I try again. “I went back to Stars—after Hawthorne became firstborn. Hammon was pregnant. Crow was going to kill her. Reykin saved us. He and Daltrey Leon got Hamm and Edge new identities as firstborns in the Fate of Seas.” I direct my gaze at Hawthorne. “Hammon said to tell you she misses you.”

Hawthorne swallows. His voice turns gravelly: “All things you could have made up, knowing what I already know.”

“In my world, Gilad is probably dead,” I say.

Hawthorne looks shocked.

“Census attacked our Bases the same night as I was taken from the Silver Halo, by Crow and his Black-Os.

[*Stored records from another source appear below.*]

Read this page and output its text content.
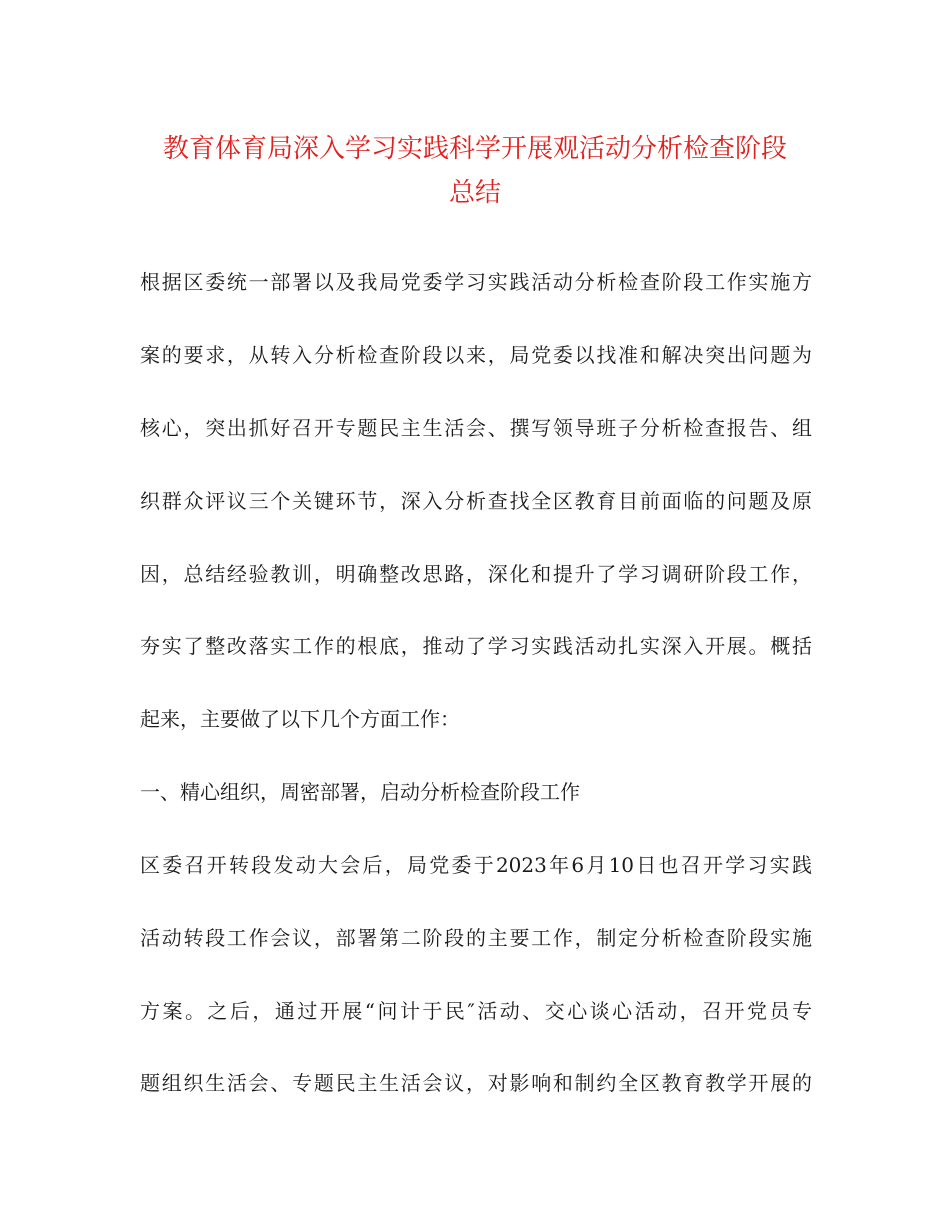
教育体育局深入学习实践科学开展观活动分析检查阶段
总结
根据区委统一部署以及我局党委学习实践活动分析检查阶段工作实施方
案的要求，从转入分析检查阶段以来，局党委以找准和解决突出问题为
核心，突出抓好召开专题民主生活会、撰写领导班子分析检查报告、组
织群众评议三个关键环节，深入分析查找全区教育目前面临的问题及原
因，总结经验教训，明确整改思路，深化和提升了学习调研阶段工作，
夯实了整改落实工作的根底，推动了学习实践活动扎实深入开展。概括
起来，主要做了以下几个方面工作：
一、精心组织，周密部署，启动分析检查阶段工作
区委召开转段发动大会后，局党委于2023年6月10日也召开学习实践
活动转段工作会议，部署第二阶段的主要工作，制定分析检查阶段实施
方案。之后，通过开展“问计于民″活动、交心谈心活动，召开党员专
题组织生活会、专题民主生活会议，对影响和制约全区教育教学开展的
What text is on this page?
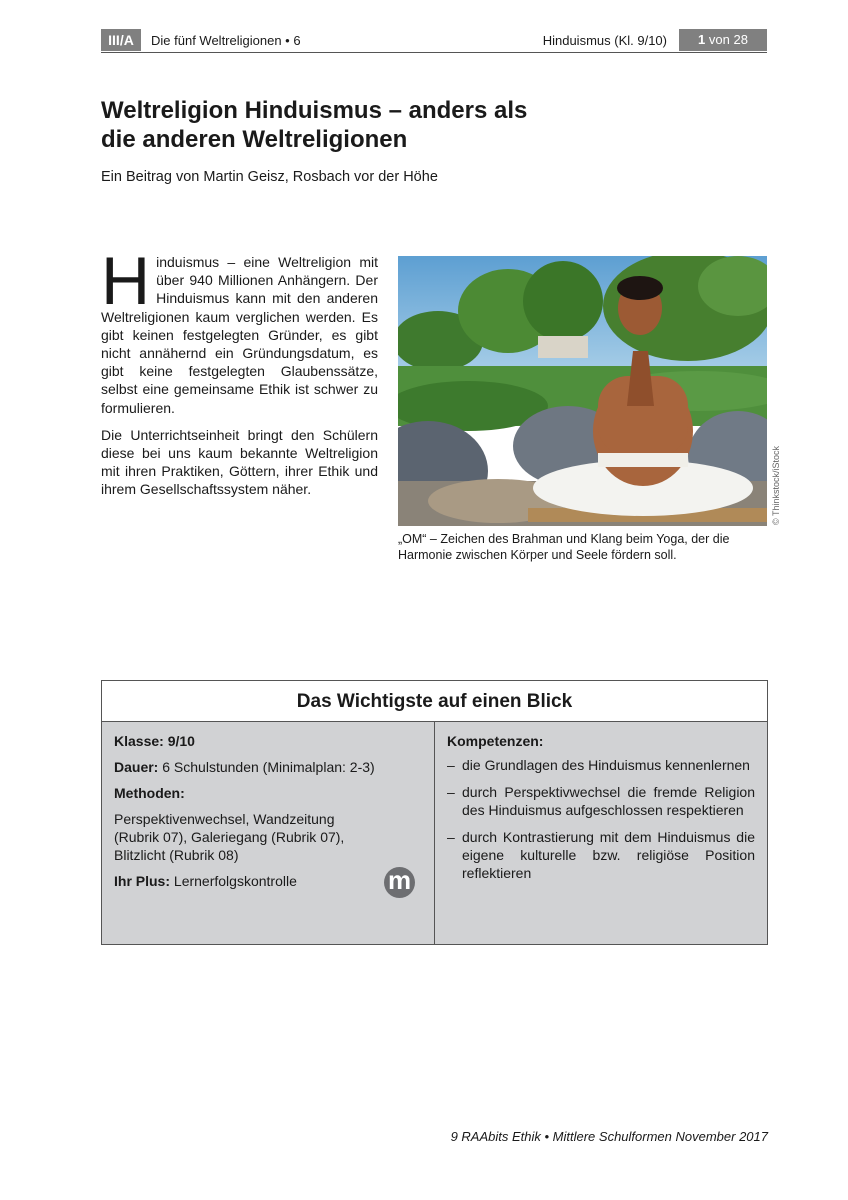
III/A	Die fünf Weltreligionen • 6	Hinduismus (Kl. 9/10)	1 von 28
Weltreligion Hinduismus – anders als
die anderen Weltreligionen
Ein Beitrag von Martin Geisz, Rosbach vor der Höhe

Hinduismus – eine Weltreligion mit über 940 Millionen Anhängern. Der Hinduismus kann mit den anderen Weltreligionen kaum verglichen werden. Es gibt keinen festgelegten Gründer, es gibt nicht annähernd ein Gründungsdatum, es gibt keine festgelegten Glaubenssätze, selbst eine gemeinsame Ethik ist schwer zu formulieren.

Die Unterrichtseinheit bringt den Schülern diese bei uns kaum bekannte Weltreligion mit ihren Praktiken, Göttern, ihrer Ethik und ihrem Gesellschaftssystem näher.	© Thinkstock/iStock
„OM“ – Zeichen des Brahman und Klang beim Yoga, der die Harmonie zwischen Körper und Seele fördern soll.
Das Wichtigste auf einen Blick
Klasse: 9/10
Dauer: 6 Schulstunden (Minimalplan: 2-3)
Methoden:
Perspektivenwechsel, Wandzeitung (Rubrik 07), Galeriegang (Rubrik 07), Blitzlicht (Rubrik 08)
Ihr Plus: Lernerfolgskontrolle	m
Kompetenzen:
– die Grundlagen des Hinduismus kennenlernen
– durch Perspektivwechsel die fremde Religion des Hinduismus aufgeschlossen respektieren
– durch Kontrastierung mit dem Hinduismus die eigene kulturelle bzw. religiöse Position reflektieren
9 RAAbits Ethik • Mittlere Schulformen November 2017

Only a few Trees survived, and Spectrum turned the rest of the Sword soldiers into mind-controlled monsters. Gilad probably never had a chance.”

Hawthorne shakes his head. “We’ve been to the Stone Forest Base—doing recon. They’re filled with Crow’s Black-Os.”

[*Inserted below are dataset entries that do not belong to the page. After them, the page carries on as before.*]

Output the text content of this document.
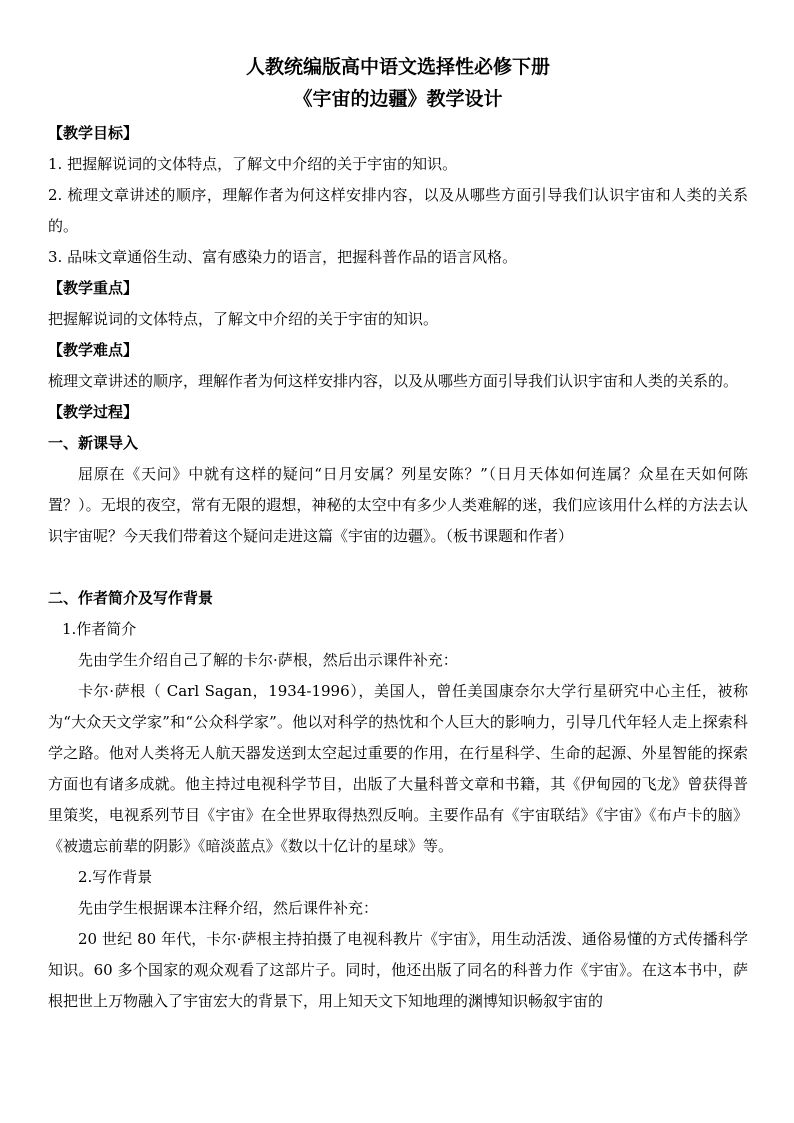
人教统编版高中语文选择性必修下册

《宇宙的边疆》教学设计

【教学目标】

1. 把握解说词的文体特点，了解文中介绍的关于宇宙的知识。

2. 梳理文章讲述的顺序，理解作者为何这样安排内容，以及从哪些方面引导我们认识宇宙和人类的关系的。

3. 品味文章通俗生动、富有感染力的语言，把握科普作品的语言风格。

【教学重点】

把握解说词的文体特点，了解文中介绍的关于宇宙的知识。

【教学难点】

梳理文章讲述的顺序，理解作者为何这样安排内容，以及从哪些方面引导我们认识宇宙和人类的关系的。

【教学过程】

一、新课导入

屈原在《天问》中就有这样的疑问“日月安属？列星安陈？”（日月天体如何连属？众星在天如何陈置？）。无垠的夜空，常有无限的遐想，神秘的太空中有多少人类难解的迷，我们应该用什么样的方法去认识宇宙呢？今天我们带着这个疑问走进这篇《宇宙的边疆》。（板书课题和作者）

二、作者简介及写作背景

1.作者简介

先由学生介绍自己了解的卡尔·萨根，然后出示课件补充：

卡尔·萨根（ Carl Sagan，1934-1996），美国人，曾任美国康奈尔大学行星研究中心主任，被称为“大众天文学家”和“公众科学家”。他以对科学的热忱和个人巨大的影响力，引导几代年轻人走上探索科学之路。他对人类将无人航天器发送到太空起过重要的作用，在行星科学、生命的起源、外星智能的探索方面也有诸多成就。他主持过电视科学节目，出版了大量科普文章和书籍，其《伊甸园的飞龙》曾获得普里策奖，电视系列节目《宇宙》在全世界取得热烈反响。主要作品有《宇宙联结》《宇宙》《布卢卡的脑》《被遗忘前辈的阴影》《暗淡蓝点》《数以十亿计的星球》等。

2.写作背景

先由学生根据课本注释介绍，然后课件补充：

20 世纪 80 年代，卡尔·萨根主持拍摄了电视科教片《宇宙》，用生动活泼、通俗易懂的方式传播科学知识。60 多个国家的观众观看了这部片子。同时，他还出版了同名的科普力作《宇宙》。在这本书中，萨根把世上万物融入了宇宙宏大的背景下，用上知天文下知地理的渊博知识畅叙宇宙的
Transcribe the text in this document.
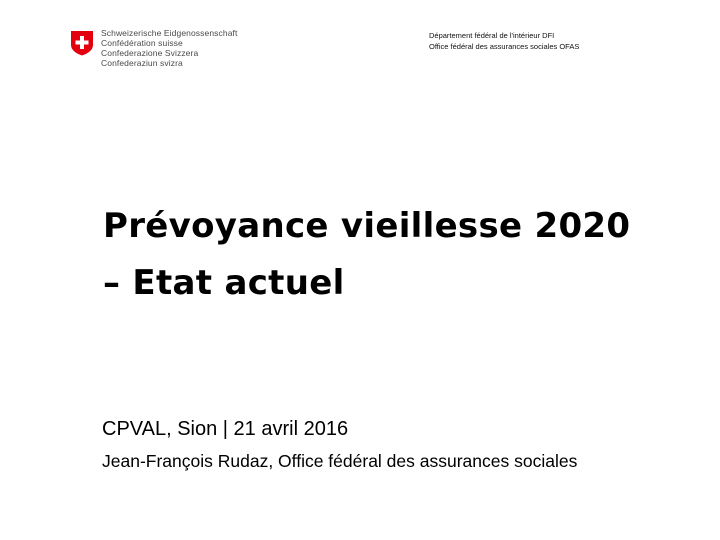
Schweizerische Eidgenossenschaft
Confédération suisse
Confederazione Svizzera
Confederaziun svizra
Département fédéral de l'intérieur DFI
Office fédéral des assurances sociales OFAS
Prévoyance vieillesse 2020
– Etat actuel
CPVAL, Sion | 21 avril 2016
Jean-François Rudaz, Office fédéral des assurances sociales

“Not in my world—in my world they’re graveyards.”

Hawthorne’s face pales.

“I believe you,” Roselle says, stepping closer to me. “Whatever’s in my head—the implant—it doesn’t work. It’s dead or something. When I woke up, Ransom told me my implant isn’t a VPMD—that it isn’t normal. He said it’s organic material, but it’s dormant in this world. He said it couldn’t survive here. We had a conversation. It was so brief—and I was confused—and then he was gone. That was a while ago. How long have I been in here? When did Ransom upgrade me to ‘ghost status’ in this world?”

“Ghost status?” I ask.

“We call it that,” Hawthorne replies, “because we feel like ghosts here.”

“Have I been here years?” Roselle asks. “It feels like years.”

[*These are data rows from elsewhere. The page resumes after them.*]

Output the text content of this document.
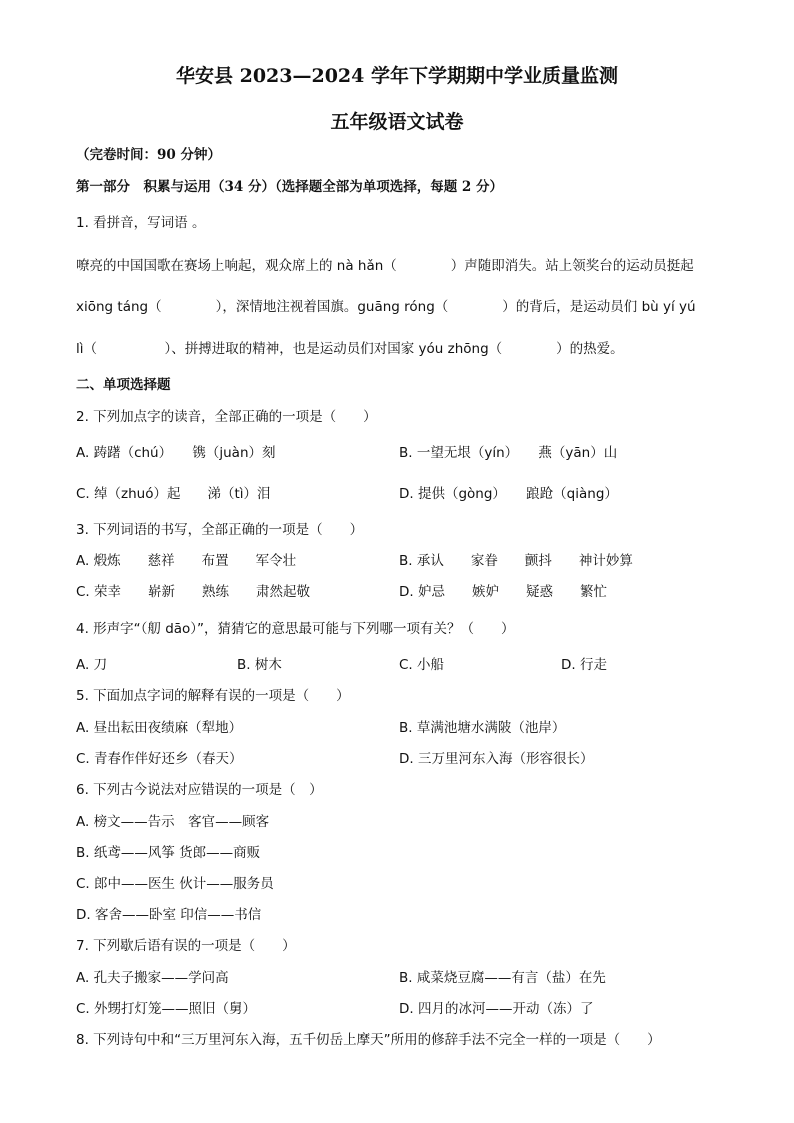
华安县 2023—2024 学年下学期期中学业质量监测
五年级语文试卷
（完卷时间：90 分钟）
第一部分　积累与运用（34 分）（选择题全部为单项选择，每题 2 分）
1. 看拼音，写词语 。
嘹亮的中国国歌在赛场上响起，观众席上的 nà hǎn（　　　　）声随即消失。站上领奖台的运动员挺起
xiōng táng（　　　　），深情地注视着国旗。guāng róng（　　　　）的背后，是运动员们 bù yí yú
lì（　　　　　）、拼搏进取的精神，也是运动员们对国家 yóu zhōng（　　　　）的热爱。
二、单项选择题
2. 下列加点字的读音，全部正确的一项是（　　）
A. 踌躇（chú）　　镌（juàn）刻	B. 一望无垠（yín）　　燕（yān）山
C. 绰（zhuó）起　　涕（tì）泪	D. 提供（gòng）　　踉跄（qiàng）
3. 下列词语的书写，全部正确的一项是（　　）
A. 煅炼　　慈祥　　布置　　军令壮	B. 承认　　家眷　　颤抖　　神计妙算
C. 荣幸　　崭新　　熟练　　肃然起敬	D. 妒忌　　嫉妒　　疑惑　　繁忙
4. 形声字“（舠 dāo）”，猜猜它的意思最可能与下列哪一项有关？（　　）
A. 刀	B. 树木	C. 小船	D. 行走
5. 下面加点字词的解释有误的一项是（　　）
A. 昼出耘田夜绩麻（犁地）	B. 草满池塘水满陂（池岸）
C. 青春作伴好还乡（春天）	D. 三万里河东入海（形容很长）
6. 下列古今说法对应错误的一项是（　）
A. 榜文——告示　客官——顾客
B. 纸鸢——风筝 货郎——商贩
C. 郎中——医生 伙计——服务员
D. 客舍——卧室 印信——书信
7. 下列歇后语有误的一项是（　　）
A. 孔夫子搬家——学问高	B. 咸菜烧豆腐——有言（盐）在先
C. 外甥打灯笼——照旧（舅）	D. 四月的冰河——开动（冻）了
8. 下列诗句中和“三万里河东入海，五千仞岳上摩天”所用的修辞手法不完全一样的一项是（　　）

“It’s only been a handful of months,” I reply.

“After I woke up in the Sword Palace, the box, I found I was no longer a prisoner of it,” my alternate says. “Ransom kept telling me, ‘Free them all,’ before he left. When he was gone, so was Crow. I searched for Hawthorne first. It took a while, but I found him in the morgue. He wasn’t dead. He was just lying there with his eyes open—but vacant. When I touched him, he awakened.”

“What happened to her?” Hawthorne asks me. “How could she do that? I was part of the collective, until she touched me.”

I meet his eyes. “Roselle and I diverged. I woke up from Spectrum’s control in our origin world, but Spectrum had made a copy of me.” I gesture toward Roselle. “Ransom came back here looking for the copy of me. He upgraded her. Then he erased the Spectrum copy of himself. He only exists in the other world now.”